1978 yılında IMF ve Dünya Bankası bazı kararlar aldı. Bu toplantı Washington’da yapılmıştı. Dolayısıyla bunlara Washington mutabakatı(Washington Consensus) denildi. Bu kararlar 1980’den itibaren hem Türkiye’de hem de dünyada uygulanmaya konulan yeni liberal politikaların temelini oluşturdu.
Nobel iktisat ödülü sahibi J.Stiglitz’e göre:”Gelişmekte olan dünyanın geri kalan kısmı Washington Mutabakatını uygulayarak daha yüksek bir “gayri safi yurt içi hâsıla” gibi romantik bir macera peşinde koşarken, Çin sürdürülebilir ve daha eşitlikçi bir reel yaşam standardını amaçladığını ortaya koydu.”(Stiglitz,J.:”Development in Defiance of the Washington Concensus”The Guardian,Thursday 13 April 2006)
Stiglitz’e göre, Çin’in başarısının temelinde Washington mutabakatını uygulamamak yatmaktadır.
Çin kendi ülkesinin özel koşullarına göre politikalar üretip bunları uygulamaya koymuştur.
Sonuçta çok uzun yıllar sürekli ve yüksek büyüme hızları yaşamış ve yaşamaktadır.
Bizim gibi ülkelerde 1980 sonrasında emek güçleri genellikle gerilemektedir.
Son yıllarda da istihdam ilerlememekte, reel ücretlerde yükseliş olmamaktadır. İşsizlik ve yoksulluk artınca da emek cephesi sadece düşünsel değil, örgütsel olarak da zayıflamaktadır.
Toplumsallık bu denli zayıf kaldıkça bireysel davranışların önü açılmaktadır.
Bu koşullarda bireylerin aktif yurttaş olarak daha katılımcı olmaları çözüm gibi görünebilir.
Evet.

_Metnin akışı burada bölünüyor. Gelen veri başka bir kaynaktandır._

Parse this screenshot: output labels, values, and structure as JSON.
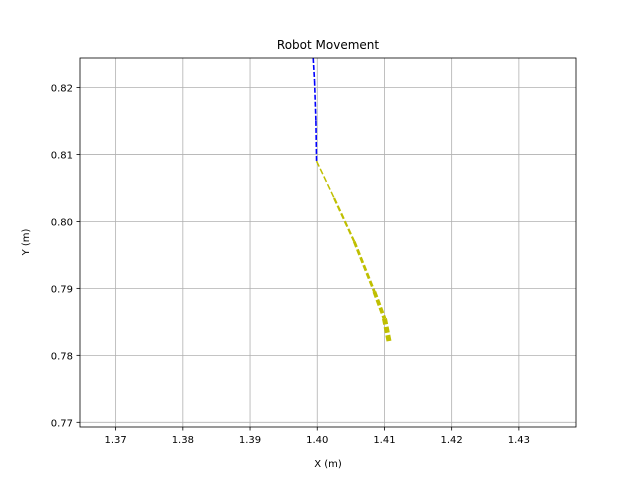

Hepimiz aktif yurttaş olalım. Öncelikle hak-hukuk olmak üzere tüm konularda duyarlı ve uyarıcı olalım. Ama toplumsal olarak da daha ileri seviyelere ulaşmak için ortak akıl ve katılımları güçlendirmeliyiz.
Bu, hem bir demokratik hak ve görev hem de insancıl bir sorumluluktur.
Sn.Halit SUİÇMEZ yazınızı okudum.
Küresel gelişme Türkiye’yi fazla etkiledi… Yazınız da da belittiğiniz gibi… ”Bu koşullarda bireylerin aktif yurttaş olarak daha katılımcı olmaları çözüm gibi görünebilir.”